Mais les chiffres ne se projettent pas sur la Coupe du monde 2019 au Japon et leur analyse à court terme ne peut pas constituer une photographie objective des progrès du XV de France et des espoirs des Bleus tombés à deux et cinq points des derniers finalistes du Mondial 2015. "Les joueurs savaient très bien le chemin vers lequel nous allions", souligne Guy Novès. "Ils ont répondu à merveille, ce projet est maintenant intégré par 98% des joueurs de l'équipe de France. Ça c'est un vrai bilan".

Infographie sur la 1re année des sélectionneurs français

2,2 essais marqués et 1,9 essais encaissés par match

Même s’ils ont chuté contre 5 des 7 meilleures nations pointées par le ranking World Rugby (la France n’a pas joué contre l’Afrique du Sud), les Bleus ont, semble-t-il, rattrapé une partie de leur retard et peuvent prétendre bousculer les plus grands. Un concept pour le moins loufoque il y a encore un an à l’issue de l’humiliation en quart de finale de la Coupe du monde face aux All Blacks (62-13). Mais si les chiffres de l’attaque tricolore plaident en faveur des élus de Guy Novès (2,2 essais marqués par match), ceux de la défense - 1,9 essais encaissés par match, un bilan moins bon que sous Lièvremont (1,8) et Saint-André (1,4) - ne sont pas encore à la hauteur du concert international.

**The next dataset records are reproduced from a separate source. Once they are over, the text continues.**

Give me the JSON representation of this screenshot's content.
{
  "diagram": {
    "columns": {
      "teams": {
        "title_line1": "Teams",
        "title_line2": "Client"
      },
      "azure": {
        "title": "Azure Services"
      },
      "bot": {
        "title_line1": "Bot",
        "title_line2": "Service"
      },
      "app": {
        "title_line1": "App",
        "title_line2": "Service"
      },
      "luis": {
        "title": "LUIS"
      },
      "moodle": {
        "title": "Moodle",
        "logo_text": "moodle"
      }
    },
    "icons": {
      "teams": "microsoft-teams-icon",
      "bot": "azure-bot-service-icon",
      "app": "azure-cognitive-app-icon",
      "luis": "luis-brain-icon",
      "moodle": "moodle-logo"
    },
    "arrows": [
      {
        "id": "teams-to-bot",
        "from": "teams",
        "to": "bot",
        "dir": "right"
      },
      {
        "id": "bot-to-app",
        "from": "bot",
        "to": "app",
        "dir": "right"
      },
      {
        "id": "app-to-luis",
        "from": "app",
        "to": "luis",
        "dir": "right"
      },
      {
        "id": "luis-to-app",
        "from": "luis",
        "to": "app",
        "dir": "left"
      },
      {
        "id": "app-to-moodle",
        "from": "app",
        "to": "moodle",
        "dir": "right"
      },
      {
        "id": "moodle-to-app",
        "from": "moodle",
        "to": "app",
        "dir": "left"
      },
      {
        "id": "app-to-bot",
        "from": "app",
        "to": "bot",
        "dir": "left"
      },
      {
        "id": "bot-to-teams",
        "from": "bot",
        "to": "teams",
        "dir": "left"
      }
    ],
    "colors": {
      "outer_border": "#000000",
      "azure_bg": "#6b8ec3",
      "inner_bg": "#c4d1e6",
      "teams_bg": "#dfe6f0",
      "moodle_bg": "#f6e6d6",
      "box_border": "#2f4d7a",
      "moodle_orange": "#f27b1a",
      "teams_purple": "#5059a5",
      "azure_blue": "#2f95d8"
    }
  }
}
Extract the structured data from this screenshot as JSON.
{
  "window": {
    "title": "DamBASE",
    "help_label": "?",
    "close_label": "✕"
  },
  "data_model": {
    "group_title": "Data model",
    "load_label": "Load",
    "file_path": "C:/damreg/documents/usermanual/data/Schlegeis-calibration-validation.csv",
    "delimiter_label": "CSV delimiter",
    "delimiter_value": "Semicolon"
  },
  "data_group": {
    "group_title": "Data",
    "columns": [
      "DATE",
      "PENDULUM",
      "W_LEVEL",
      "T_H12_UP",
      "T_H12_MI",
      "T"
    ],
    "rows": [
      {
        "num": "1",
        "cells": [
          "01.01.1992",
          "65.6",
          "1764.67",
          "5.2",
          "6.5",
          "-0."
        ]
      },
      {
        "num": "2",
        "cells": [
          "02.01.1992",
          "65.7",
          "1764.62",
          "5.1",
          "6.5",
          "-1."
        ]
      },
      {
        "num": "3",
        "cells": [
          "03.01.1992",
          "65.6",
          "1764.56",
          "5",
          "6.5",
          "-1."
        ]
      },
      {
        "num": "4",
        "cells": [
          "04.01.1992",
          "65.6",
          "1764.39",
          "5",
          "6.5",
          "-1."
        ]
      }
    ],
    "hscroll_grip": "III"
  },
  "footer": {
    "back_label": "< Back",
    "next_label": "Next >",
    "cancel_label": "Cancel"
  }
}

Certes, ce XV de France rafraichissant, audacieux, joueur bénéficie pour l’instant d’une indulgence quasi générale concernant ses résultats. Mais il ne bénéficiera sans doute pas longtemps de la même clémence en cas d’échec répété. "Il est évident qu'il nous tarde de gagner, le plus tôt possible", insiste Guy Novès. "Si le résultat ne nous ravit pas, je sens quand même qu'une équipe est en train de naître, car, ça ne fait que quelques mois que nous travaillons, mais c'est une équipe qui croit en elle, qui utilise des schémas de jeu qui me conviennent. Évidemment, je comprends qu'il nous manque des victoires pour valider auprès du grand public, mais ceux qui ont porté un maillot, un short et des chaussettes se rendent compte à quel point l'équipe de France est en train d'évoluer".

L'explosion de joie de Yoann Huget (France) après son essai contre les Samoa - 12 novembre 2016

L'explosion de joie de Yoann Huget (France) après son essai contre les Samoa - 12 novembre 2016AFP

Le Tournoi décisif pour le tirage au sort de la Coupe du monde 2019

Avec deux déplacements en Angleterre (le XV de la Rose reste sur 13 victoires consécutives), où le XV de France ne s’est plus imposé (dans le Tournoi) depuis le 13 février 2005 (17-18), puis en Irlande (la dernière victoire française, dans le Tournoi, sur le sol irlandais (22-25) remonte au 13 février 2011), la tâche s’annonce particulièrement ardue. Et une défaite en Italie (où la France compte deux revers lors de ses trois derniers déplacements) pourrait précipiter les élus de Guy Novès dans le chapeau 3. Imaginez alors une poule avec, entre autres, la Nouvelle-Zélande, le pays de Galles et les Tonga… Un horizon pour le moins encombré. Aux Bleus, donc, de gommer au plus vite cette image de fabuleux perdants.